A key question for the Career Academies is whether their results are due to
special characteristics of their teachers or to the work environment they offer
for typical high school teachers. The answer to this question will shed light
on the extent to which the Career Academy approach can be adapted to a broad
range of circumstances and implemented by a broad range of teachers or whether
it is heavily dependent on attracting certain types of teachers.

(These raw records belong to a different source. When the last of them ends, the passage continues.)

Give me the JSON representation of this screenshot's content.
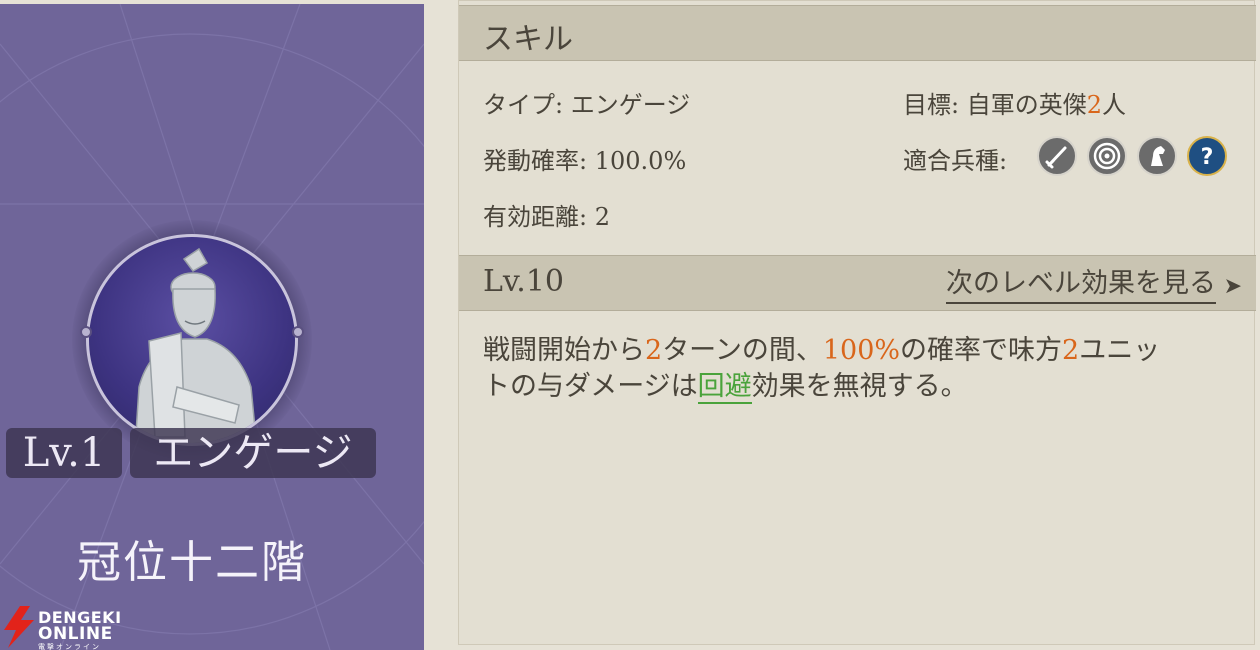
{
  "card": {
    "level": "Lv.1",
    "type_tag": "エンゲージ",
    "skill_name": "冠位十二階"
  },
  "logo": {
    "line1": "DENGEKI",
    "line2": "ONLINE",
    "line3": "電撃オンライン"
  },
  "skill_panel": {
    "title": "スキル",
    "type_label": "タイプ:",
    "type_value": "エンゲージ",
    "rate_label": "発動確率:",
    "rate_value": "100.0%",
    "range_label": "有効距離:",
    "range_value": "2",
    "target_label": "目標:",
    "target_prefix": "自軍の英傑",
    "target_count": "2",
    "target_suffix": "人",
    "troops_label": "適合兵種:",
    "troop_icons": [
      "sword-icon",
      "target-icon",
      "horse-icon",
      "question-icon"
    ],
    "level_header": "Lv.10",
    "next_level_link": "次のレベル効果を見る",
    "desc": {
      "p1": "戦闘開始から",
      "n1": "2",
      "p2": "ターンの間、",
      "n2": "100%",
      "p3": "の確率で味方",
      "n3": "2",
      "p4": "ユニッ",
      "p5": "トの与ダメージは",
      "keyword": "回避",
      "p6": "効果を無視する。"
    }
  },
  "colors": {
    "card_bg": "#6f6599",
    "panel_bg": "#e3dfd2",
    "header_bg": "#c9c4b2",
    "accent_orange": "#d9661b",
    "accent_green": "#4aa33b"
  }
}
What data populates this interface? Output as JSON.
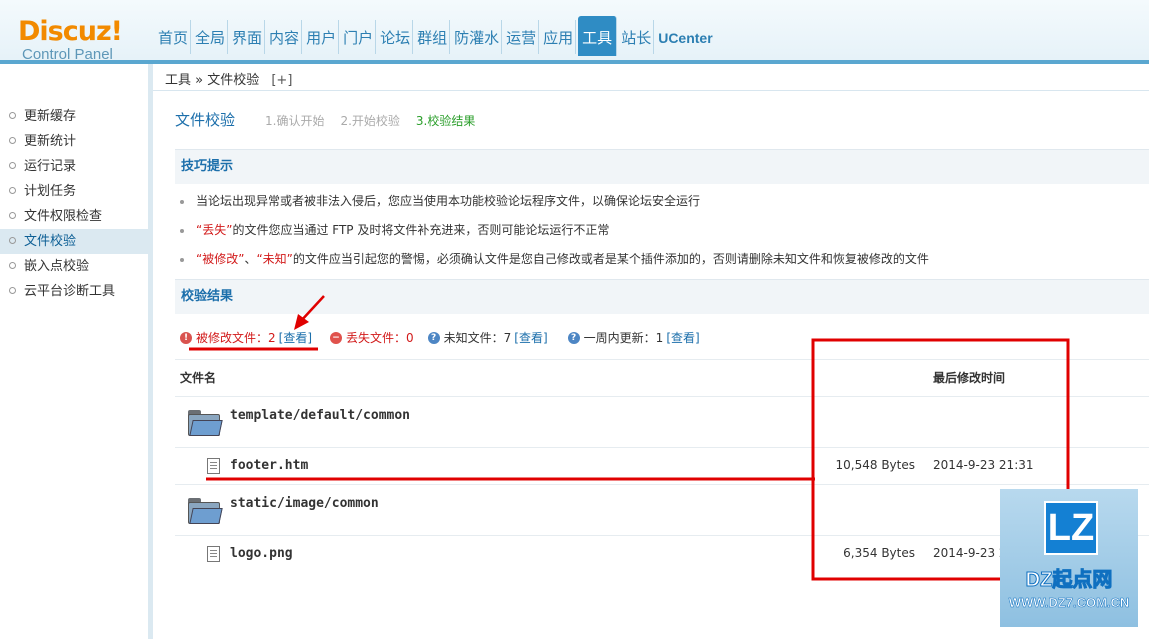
{
  "header": {
    "brand": "Discuz!",
    "brand_sub": "Control Panel",
    "nav": [
      "首页",
      "全局",
      "界面",
      "内容",
      "用户",
      "门户",
      "论坛",
      "群组",
      "防灌水",
      "运营",
      "应用",
      "工具",
      "站长",
      "UCenter"
    ],
    "active_nav": "工具"
  },
  "breadcrumb": {
    "text": "工具 » 文件校验",
    "add": "[+]"
  },
  "sidebar": {
    "items": [
      "更新缓存",
      "更新统计",
      "运行记录",
      "计划任务",
      "文件权限检查",
      "文件校验",
      "嵌入点校验",
      "云平台诊断工具"
    ],
    "active": "文件校验"
  },
  "main": {
    "title": "文件校验",
    "steps": [
      "1.确认开始",
      "2.开始校验",
      "3.校验结果"
    ],
    "tips_title": "技巧提示",
    "tip1": "当论坛出现异常或者被非法入侵后，您应当使用本功能校验论坛程序文件，以确保论坛安全运行",
    "tip2_red": "“丢失”",
    "tip2_rest": "的文件您应当通过 FTP 及时将文件补充进来，否则可能论坛运行不正常",
    "tip3_red1": "“被修改”",
    "tip3_sep": "、",
    "tip3_red2": "“未知”",
    "tip3_rest": "的文件应当引起您的警惕，必须确认文件是您自己修改或者是某个插件添加的，否则请删除未知文件和恢复被修改的文件",
    "result_title": "校验结果",
    "summary": {
      "modified": "被修改文件：2",
      "missing": "丢失文件：0",
      "unknown": "未知文件：7",
      "recent": "一周内更新：1",
      "view": "[查看]"
    },
    "table": {
      "col_name": "文件名",
      "col_time": "最后修改时间",
      "rows": [
        {
          "type": "dir",
          "name": "template/default/common"
        },
        {
          "type": "file",
          "name": "footer.htm",
          "size": "10,548 Bytes",
          "time": "2014-9-23 21:31"
        },
        {
          "type": "dir",
          "name": "static/image/common"
        },
        {
          "type": "file",
          "name": "logo.png",
          "size": "6,354 Bytes",
          "time": "2014-9-23 21:34"
        }
      ]
    }
  },
  "watermark": {
    "logo": "LZ",
    "name": "DZ起点网",
    "url": "WWW.DZ7.COM.CN"
  },
  "colors": {
    "accent": "#2f8cc4",
    "brand": "#f28a00",
    "alert": "#d21a1a",
    "annotation": "#e00000"
  }
}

If Career Academy teachers were exceptional in significant ways, the approach
would be limited in its capacity to serve a large proportion of high school
students. This evaluation found, however, that Career Academy teachers were
similar to their colleagues in the same high schools on a range of measured
background characteristics. The primary differences between Academy teachers
and their non-Academy colleagues in the same high schools were in their
perceptions of their work environment; thus, Academy teachers do not appear to
be distinctive in terms of their background characteristics and prior teaching
experience. Instead, the Career Academy teachers appear to be shaped by their
distinctive working conditions. For example, the Career Academies provide
teachers with shared planning time and with extended exposure to a core group
of students within and across school years. Interviews and survey data show
that Career Academy teachers are more likely than their non-Academy colleagues
to perceive their school environment as a professional learning community and
to have developed closer relationships with students.

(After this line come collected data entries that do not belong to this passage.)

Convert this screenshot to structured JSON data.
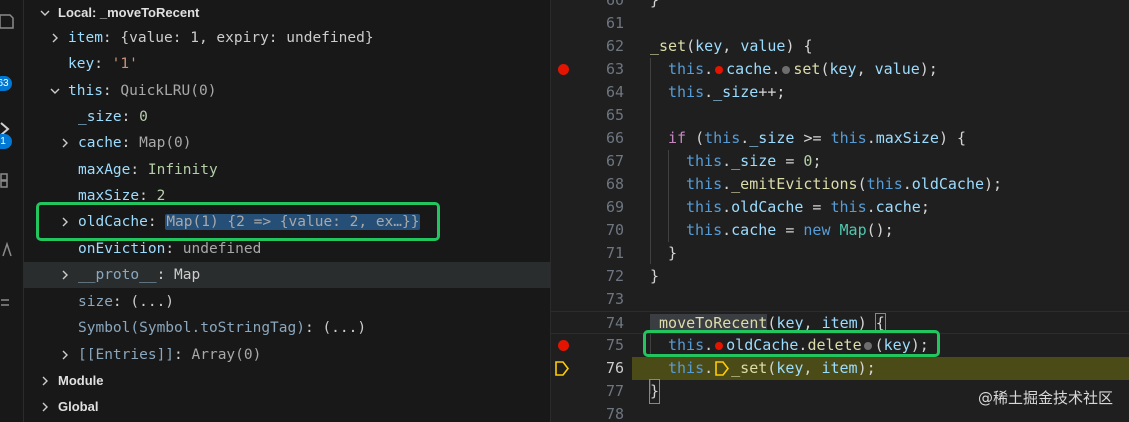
{
  "variables": {
    "scope_title": "Local: _moveToRecent",
    "rows": [
      {
        "name": "item",
        "value": "{value: 1, expiry: undefined}"
      },
      {
        "name": "key",
        "value": "'1'"
      },
      {
        "name": "this",
        "value": "QuickLRU(0)"
      },
      {
        "name": "_size",
        "value": "0"
      },
      {
        "name": "cache",
        "value": "Map(0)"
      },
      {
        "name": "maxAge",
        "value": "Infinity"
      },
      {
        "name": "maxSize",
        "value": "2"
      },
      {
        "name": "oldCache",
        "value": "Map(1) {2 => {value: 2, ex…}}"
      },
      {
        "name": "onEviction",
        "value": "undefined"
      },
      {
        "name": "__proto__",
        "value": "Map"
      },
      {
        "name": "size",
        "value": "(...)"
      },
      {
        "name": "Symbol(Symbol.toStringTag)",
        "value": "(...)"
      },
      {
        "name": "[[Entries]]",
        "value": "Array(0)"
      }
    ],
    "sections": [
      "Module",
      "Global"
    ]
  },
  "activity_bar": {
    "badges": [
      "63",
      "1"
    ]
  },
  "editor": {
    "lines": [
      {
        "n": "60",
        "text": "}"
      },
      {
        "n": "61",
        "text": ""
      },
      {
        "n": "62",
        "text": "_set(key, value) {"
      },
      {
        "n": "63",
        "text": "this.cache.set(key, value);"
      },
      {
        "n": "64",
        "text": "this._size++;"
      },
      {
        "n": "65",
        "text": ""
      },
      {
        "n": "66",
        "text": "if (this._size >= this.maxSize) {"
      },
      {
        "n": "67",
        "text": "this._size = 0;"
      },
      {
        "n": "68",
        "text": "this._emitEvictions(this.oldCache);"
      },
      {
        "n": "69",
        "text": "this.oldCache = this.cache;"
      },
      {
        "n": "70",
        "text": "this.cache = new Map();"
      },
      {
        "n": "71",
        "text": "}"
      },
      {
        "n": "72",
        "text": "}"
      },
      {
        "n": "73",
        "text": ""
      },
      {
        "n": "74",
        "text": "_moveToRecent(key, item) {"
      },
      {
        "n": "75",
        "text": "this.oldCache.delete(key);"
      },
      {
        "n": "76",
        "text": "this._set(key, item);"
      },
      {
        "n": "77",
        "text": "}"
      },
      {
        "n": "78",
        "text": ""
      }
    ],
    "breakpoint_lines": [
      "63",
      "75"
    ],
    "current_line": "76"
  },
  "watermark": "@稀土掘金技术社区",
  "colors": {
    "highlight_box": "#22c55e",
    "breakpoint": "#e51400",
    "current_line_bg": "#4b4b18",
    "keyword": "#c586c0",
    "property": "#9cdcfe",
    "function": "#dcdcaa"
  },
  "icons": [
    "chevron-right-icon",
    "chevron-down-icon",
    "breakpoint-icon",
    "debug-stackframe-icon"
  ]
}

Substantial evidence from previous research
indicates that such changes affect the quality of teaching and learning for
students and for teachers. Subsequent reports will explore the connections between
teachers’ perceptions of their work environment and the experiences and outcomes
of their students.
Next Steps for the Career Academies Evaluation
The current report provides an overview of the basic foundation of the Career
Academies Evaluation. It describes the 10 participating Career Academies and
draws the conclusion that each has implemented and sustained the defining
structural elements of the Career Academy approach and has distinguished itself
from the alternatives available to students in the comprehensive high school in
which it operates. The report also describes the students who applied to the
Career Academies and will constitute the evaluation’s program and control
groups. Finally, the report provides some preliminary insights into the ways
that teachers utilize the Career Academies and how Academy and non-Academy
teachers perceive their work environment differently. In summary, the
evaluation has established the basic framework for a rigorous and credible
assessment of the Career Academy approach and its effect on students’ high
school performance and preparation for further education and employment.
Having established this foundation, MDRC is continuing the data collection and
analyses that will be the basis of the project’s primary reports and papers for
policymakers, practitioners, and researchers over the next three years. The
first of these will focus on results from a survey of students in the program
and control groups at the end of the first or second year following their entry
into the evaluation. Other reports will provide further information from the
Teacher Questionnaire and an update on the operation of the participating
Career Academies and patterns of student enrollment. Using data collected from
school records, MDRC also plans to report on the impact the Academies have had
on students’ engagement and performance. Another report will discuss results
from a survey administered to students in their 12th grade year. Finally, MDRC
will begin work on the second phase of the evaluation, which will follow
students beyond their high school years. This will begin with the
administration of a survey to students at the end of the first year after they
are scheduled to graduate from high school.